– Je chasse les chasseurs de vanes, répondit elle sur le ton de la conversation.
– Haha, voyez vous cela. » Se gaussa le moustachu. Ses compagnons rirent en écho. « Et que crois tu pouvoir faire contre nous, au juste ?
– Mmmh, et bien je dois pouvoir vous couper en rondelles, fit elle mine de réfléchir en agitant négligeamment l’une de ses lames devant elle.
– Toute seule contre nous tous ? s’étonna l’un des hommes.
– Elle doit être un esprit elle aussi, supposa un autre.
– Nous t’avons entendu hurler comme un loup, reprit celui à la moustache noire. Vas tu déchaîner tout tes pouvoirs de louve géante pour nous combattre ?
– Tous mes pouvoirs ? » Fen partit dans un grand rire. Glacial. « Pas besoin de mes pouvoirs de vane pour tous vous mettre à bas. » Gronda-t-elle. Tandis qu’elle jouait son petit numéro, la louve espérait que Bård avait réussi à mener la renarde à l’écart. De là où elle se trouvait, elle ne pouvait plus discerner son protégé. Elle se mit en garde, défiant du regard les hommes armés de piques et de filets. Elle devrait peut être se métamorphoser en loup pour s’enfuir ; se faire capturer et mener à Ull ne serait pas très utile à la cause des deux fils de la Dame Doelyn.
« Puisque tu insistes, nous aurons deux vanes à présenter au Seigneur Ull au lieu d’un seul, se réjouit le moustachu.
– Chef ! l’interrompit quelqu’un. Le renard s’enfuit !
– Comment ? Rattrapez le ! Ordonna l’homme.
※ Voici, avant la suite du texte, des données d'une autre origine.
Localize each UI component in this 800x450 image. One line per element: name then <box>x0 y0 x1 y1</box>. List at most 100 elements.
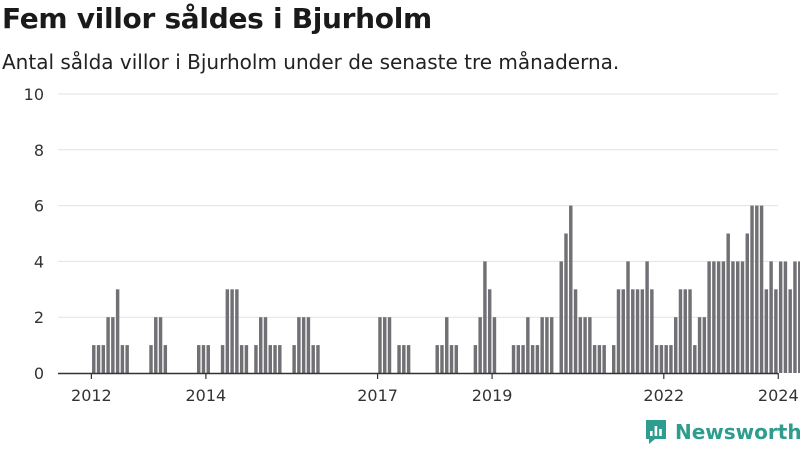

Vous cinq, restez avec moi et attrapons celle là ! » Ils fondirent sur Fen qui, utilisant ses épées comme elle utilisait ses crocs en tant que louve, avait de quoi les recevoir. Tandis qu’elle parait les assauts, elle s’inquiétait. Pourquoi avaient ils été capables de voir la renarde s’enfuir ? Elle aurait du se trouver largement hors de vue avec Bård. Quelque chose ne tournait pas rond. Et elle devait s’en assurer. Devait elle se changer en loup pour éclaircir tout cela le plus rapidement possible ?
Son précieux chargement dans les bras, l’adolescent courait à en perdre haleine. Ignorant le vent glacial qui faisait pleurer ses yeux, les obstacles au sol qu’il ne voyait pas et qui lui écorchaient les jambes, l’air froid qui lacérait ses poumons. Il finit par se rendre compte qu’il n’était plus suivi. « Mince ! lâcha-t-il tout haut.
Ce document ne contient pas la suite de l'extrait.